Role of Physical Symptoms in Diagnosis of Depression in the Elderly

Dr. Marie-Josée Filteau, MSc, MD, FRCPC, Clinical Professor, Department of Psychiatry, Laval University, Clinical Researcher, Laval University-Robert-Giffard Research Centre, and Director, Clinique Marie Fitzbach, Quebec City, QC.

Patricia Gravel, BA, Department of Psychiatry, Laval University, Quebec City, QC.

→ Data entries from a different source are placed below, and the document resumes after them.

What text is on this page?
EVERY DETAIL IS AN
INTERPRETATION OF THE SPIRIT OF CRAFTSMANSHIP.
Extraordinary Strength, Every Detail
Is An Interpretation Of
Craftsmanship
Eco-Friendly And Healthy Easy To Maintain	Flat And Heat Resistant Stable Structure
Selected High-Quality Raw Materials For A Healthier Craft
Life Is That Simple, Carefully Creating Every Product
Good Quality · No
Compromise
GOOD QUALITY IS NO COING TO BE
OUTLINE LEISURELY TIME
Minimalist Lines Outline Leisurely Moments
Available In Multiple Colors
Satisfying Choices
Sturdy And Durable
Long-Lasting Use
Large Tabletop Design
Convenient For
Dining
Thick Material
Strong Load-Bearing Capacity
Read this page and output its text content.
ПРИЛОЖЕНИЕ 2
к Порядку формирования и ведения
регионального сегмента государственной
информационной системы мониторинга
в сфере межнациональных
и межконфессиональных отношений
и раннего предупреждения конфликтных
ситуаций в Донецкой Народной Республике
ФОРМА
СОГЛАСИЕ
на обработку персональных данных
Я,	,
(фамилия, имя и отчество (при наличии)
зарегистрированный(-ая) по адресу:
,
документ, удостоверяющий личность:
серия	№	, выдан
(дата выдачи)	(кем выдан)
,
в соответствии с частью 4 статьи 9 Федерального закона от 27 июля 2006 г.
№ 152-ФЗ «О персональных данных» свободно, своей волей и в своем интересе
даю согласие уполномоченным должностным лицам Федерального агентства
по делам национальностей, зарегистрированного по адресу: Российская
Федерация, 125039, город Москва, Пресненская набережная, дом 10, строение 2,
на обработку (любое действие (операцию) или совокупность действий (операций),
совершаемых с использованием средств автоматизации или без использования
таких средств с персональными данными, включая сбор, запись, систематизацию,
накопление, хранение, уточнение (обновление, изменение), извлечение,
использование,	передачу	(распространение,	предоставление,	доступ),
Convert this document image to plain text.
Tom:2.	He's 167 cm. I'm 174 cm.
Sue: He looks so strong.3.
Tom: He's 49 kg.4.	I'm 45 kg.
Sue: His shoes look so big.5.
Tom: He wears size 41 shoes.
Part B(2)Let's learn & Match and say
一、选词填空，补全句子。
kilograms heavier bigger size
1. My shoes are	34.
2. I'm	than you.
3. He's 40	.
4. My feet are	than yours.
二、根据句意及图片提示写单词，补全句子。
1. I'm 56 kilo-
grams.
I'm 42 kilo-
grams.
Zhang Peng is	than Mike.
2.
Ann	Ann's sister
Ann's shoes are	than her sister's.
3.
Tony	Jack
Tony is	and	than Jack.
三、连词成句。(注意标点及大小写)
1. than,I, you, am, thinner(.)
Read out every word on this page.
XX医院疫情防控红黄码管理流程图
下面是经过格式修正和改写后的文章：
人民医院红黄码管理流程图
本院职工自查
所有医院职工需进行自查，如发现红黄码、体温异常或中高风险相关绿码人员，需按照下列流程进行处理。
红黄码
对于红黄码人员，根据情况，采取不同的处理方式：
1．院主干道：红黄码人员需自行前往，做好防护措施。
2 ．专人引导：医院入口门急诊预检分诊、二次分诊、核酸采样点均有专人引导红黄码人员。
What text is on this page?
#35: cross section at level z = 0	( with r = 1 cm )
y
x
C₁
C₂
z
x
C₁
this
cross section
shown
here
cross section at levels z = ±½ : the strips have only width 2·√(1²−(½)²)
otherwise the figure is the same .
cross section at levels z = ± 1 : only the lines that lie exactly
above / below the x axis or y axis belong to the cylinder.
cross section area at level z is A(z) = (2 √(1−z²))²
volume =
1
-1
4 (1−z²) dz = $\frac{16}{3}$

Although depression is a highly prevalent psychiatric disorder and the focus of much research and discussion, it remains underdiagnosed and undertreated in the primary care setting. One of the key reasons for the underdiagnosis of depression is the tendency among physicians to focus on the emotional and psychological symptoms of the disorder at the expense of its physical symptoms. Although elderly patients with depression are more likely than their younger counterparts to present with physical rather than psychological symptoms, little emphasis is placed on physical symptoms in diagnostic tools and rating scales. Additionally, the understanding of the role and etiology of physical symptoms in depression remains poor.

Diagnosis can be especially challenging in the elderly population, since both patients and health care professionals often perceive depression to be a normal consequence of age-associated changes, such as physical illness or social or economic difficulties.